Una vez más lo confirma la propia FIFA en su sitio web oficial. Sin embargo al ver la información el periodista que trabaja en la organización fue bien flojo pues sacó y transcribió la historia del wikipedia -qué vergüenza . Bueno, el asunto es que no existen dudas que el Cacique es el cuadro más ganador de Chile y único equipo chileno que ha ganado la Copa Libertadores, etc y mil etc.
Como no pienso colocar la historia del Albo -pensamiento FIFA- voy a dejar otro artículo mucho mejor que hace algún tiempo atrás realizó el periodista Enrique Ramírez Capello:
Colo Colo es éxtasis de sábado y domingo.

Delirio en el Estadio Monumental, en la zona en que viejos obreros picaban piedras. Y frente a los televisores, ventanilla abierta a la alegría en los barrios.
Botella descorchada en la cancha de tierra de la población Nueva Esperanza de Puente Alto, que sigue a El Papillón Chileno, su cacique. Y en el encanto de los pescadores de Iquique, Valparaíso, Talcahuano y Castro.
Esperanza en El Morro, en La Portada, en las iglesias serenenses, en los cerros porteños. Entre los huasos de Dohiñue, Curicó, Talca y Linares. Sonrisa para toda la semana en penquistas, temuquenses y valdivianos. Rayo de sol en el archipiélago de Chiloé, en Punta Arenas y en la Antártica.
Sinónimo de triunfo. El equipo de fútbol con más títulos en las competencias nacionales.
Y ahora, una nueva explosión de Colo Colo, fundado por los hermanos Arellano y que desde siempre nació como eterno campeón.
El equipo bautizado con el nombre de un viejo cacique que cantó Alonso de Ercilla, sabe mucho más de victorias que de derrotas.

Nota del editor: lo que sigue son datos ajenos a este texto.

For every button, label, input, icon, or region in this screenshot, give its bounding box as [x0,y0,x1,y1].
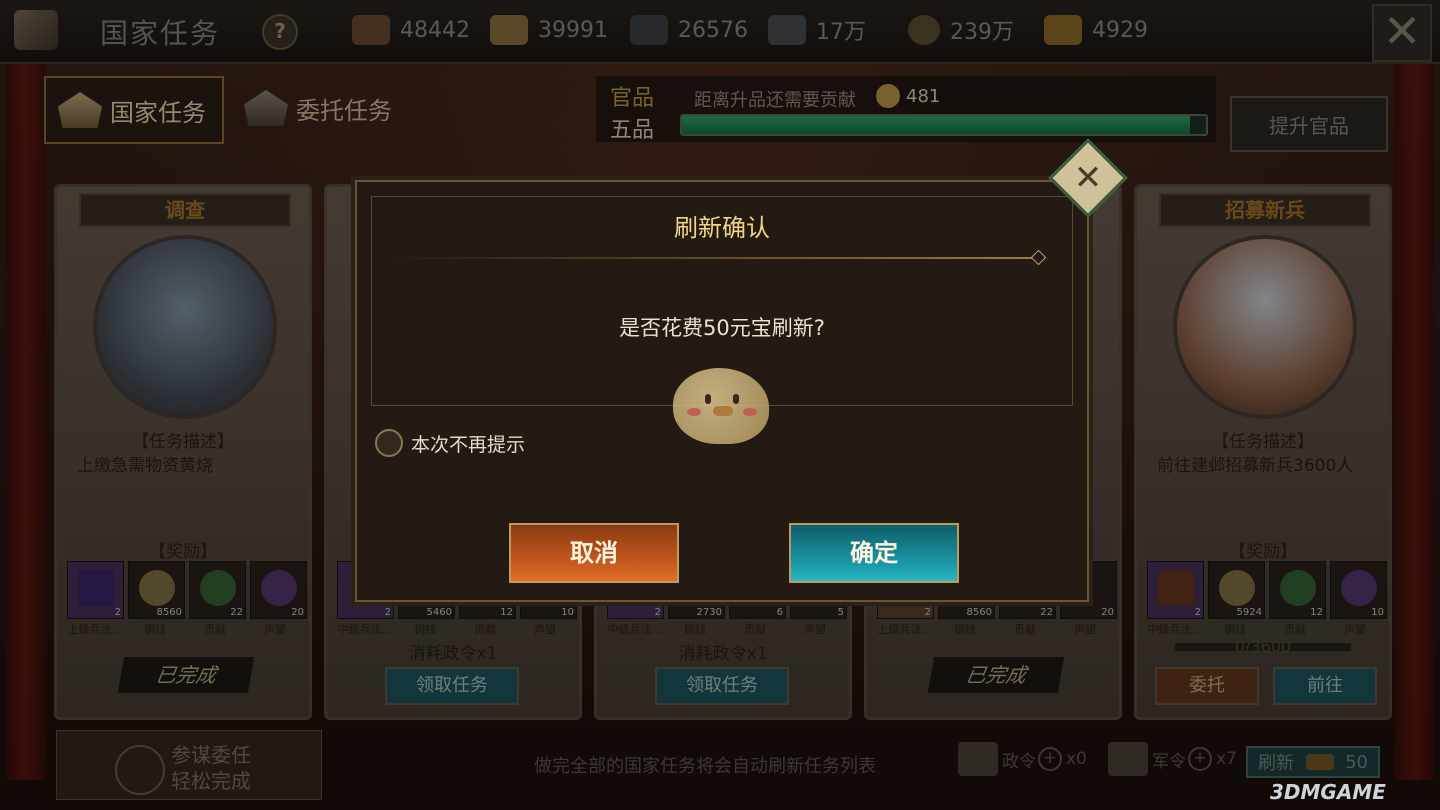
confirm-button[interactable]: 确定 [789,523,959,583]
dont-remind-checkbox[interactable] [375,429,403,457]
watermark: 3DMGAME [1270,780,1386,804]
title-divider [387,257,1037,259]
close-icon: ✕ [1073,158,1103,198]
cancel-button[interactable]: 取消 [509,523,679,583]
dialog-title: 刷新确认 [674,214,770,242]
refresh-confirm-dialog: 刷新确认 是否花费50元宝刷新? 本次不再提示 取消 确定 [355,180,1089,602]
dialog-message: 是否花费50元宝刷新? [619,316,825,340]
dont-remind-label[interactable]: 本次不再提示 [411,430,525,457]
mascot-bird-icon [673,368,769,444]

Sufrido en esos años de quiebra, en que llegaron caballeros almidonados, empresarios con vocación de primera página y políticos ávidos de irrenunciable figuración, como un síndico y el directorio de una Sociedad Anónima.
La mayoría de ellos, por razones obvias, no interpretaron el fervor de la añosa lavandera de La Legua, del albañil de La Victoria, del payador de Pirque o del chofer de taxi de Conchalí.

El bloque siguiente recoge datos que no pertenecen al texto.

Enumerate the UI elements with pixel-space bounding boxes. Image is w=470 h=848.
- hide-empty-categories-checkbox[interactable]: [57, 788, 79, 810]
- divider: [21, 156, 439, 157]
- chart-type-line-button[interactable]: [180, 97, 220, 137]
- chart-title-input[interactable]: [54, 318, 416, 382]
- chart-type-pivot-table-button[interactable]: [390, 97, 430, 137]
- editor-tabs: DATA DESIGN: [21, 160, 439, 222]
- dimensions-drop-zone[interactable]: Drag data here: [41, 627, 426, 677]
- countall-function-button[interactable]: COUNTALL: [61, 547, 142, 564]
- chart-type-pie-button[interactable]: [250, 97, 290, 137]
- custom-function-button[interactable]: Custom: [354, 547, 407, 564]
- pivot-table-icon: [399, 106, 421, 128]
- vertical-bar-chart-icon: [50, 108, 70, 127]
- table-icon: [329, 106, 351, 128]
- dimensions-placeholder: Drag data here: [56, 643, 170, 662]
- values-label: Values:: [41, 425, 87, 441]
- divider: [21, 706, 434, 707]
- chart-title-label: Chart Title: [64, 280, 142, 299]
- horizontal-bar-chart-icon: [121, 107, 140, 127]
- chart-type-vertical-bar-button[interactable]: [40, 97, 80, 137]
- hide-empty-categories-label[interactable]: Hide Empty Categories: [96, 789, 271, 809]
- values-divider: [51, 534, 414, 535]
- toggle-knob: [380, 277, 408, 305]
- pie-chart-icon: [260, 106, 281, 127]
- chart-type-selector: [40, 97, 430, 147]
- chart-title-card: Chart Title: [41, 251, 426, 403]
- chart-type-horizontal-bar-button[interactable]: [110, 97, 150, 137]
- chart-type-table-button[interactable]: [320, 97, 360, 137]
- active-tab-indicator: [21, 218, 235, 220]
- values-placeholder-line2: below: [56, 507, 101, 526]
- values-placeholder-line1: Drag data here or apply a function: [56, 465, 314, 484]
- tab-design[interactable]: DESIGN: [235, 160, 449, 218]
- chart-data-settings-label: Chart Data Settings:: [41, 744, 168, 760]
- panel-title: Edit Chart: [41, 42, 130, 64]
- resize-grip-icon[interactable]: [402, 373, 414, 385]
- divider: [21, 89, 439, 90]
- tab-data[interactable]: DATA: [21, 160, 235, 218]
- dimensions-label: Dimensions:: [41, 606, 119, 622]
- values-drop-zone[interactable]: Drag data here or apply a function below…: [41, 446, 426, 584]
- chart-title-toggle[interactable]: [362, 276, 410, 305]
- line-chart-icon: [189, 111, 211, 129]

Destrozaron los anhelos del pirquinero de Andacollo, del artesano de Monte Patria, del corralero de Rancagua y del tripulante de barcos mercantes.
“DE ARICA A MAGALLANES...”
Pero el fútbol está escrito en las ásperas minas del cobre o las extinguidas del carbón. En la húmeda soledad de las poblaciones periféricas. Pore eso, Colo Colo siguió siendo grande, siguió siendo pueblo.
En las poblaciones, primero se aprende a decir ´Colo Colo´. Después, ´mamá´.
En el hirviente estadio Monumental se grita que Colo Colo es Chile. Y claro que lo es, como lo es también la madre que ama y perdona, el albañil que se levanta de madrugada para asegurar la comida de sus siete hijos, el economista que estudia rumbos coherentes y honrados, el empresario justo, el profesor que no miente, el alumno que no copia, el periodista que no se torna lacayo por un sueldo miserable, el mecánico que no adultera piezas de automóviles.
Porque Colo Colo es grito chileno, semillero que crece en los barrios alejados del centro, pelota de trapo revestida con una media rota que le robamos a la mamá. Colo Colo es eso, y más que eso. Es esperanza de grandes, sueño de niños, ilusión que acaricia el niño pobre en su cama hecha de cartones antes de dormirse.
Cuando juega en la Copa Libertadores o gana un título como el de esta tarde, palpitan carniceros, pescadores y empleados. La bandera es entonces blanca, como la de los panaderos. Y en lugar de estrella, un indio.
Equipo carismático. Propio de la idiosincrasia chilena. Los niños sienten que es una escuela, algo desertora, pero escuela al fin y al cabo.
La multitud sigue con pleitesía a Colo Colo. En los gritos delirantes de la Garra Blanca, en la identificación algo irracional del pueblo con el equipo de fútbol.
Los jugadores que visten su casaquilla alba cautivan a los fanáticos. Son mitos, leyendas vivientes, portadas de diarios y revistas. Invitados a programas estelares de la televisión. En Santiago Sur, Curicó o Chiloé los niños harapientos no quieren ser médicos ni parlamentarios. Sueñan con vestir esa camiseta blanca, sueñan con ser campeones y dar una vuelta olímpica en el Monumental. Como la que hoy han dado Lucas Barrios, Arturo Sanhueza, el ´Tigre´ Muñoz y todos los que han bajado esta estrella número 28 para colgarla en el pendón victorioso del Cacique.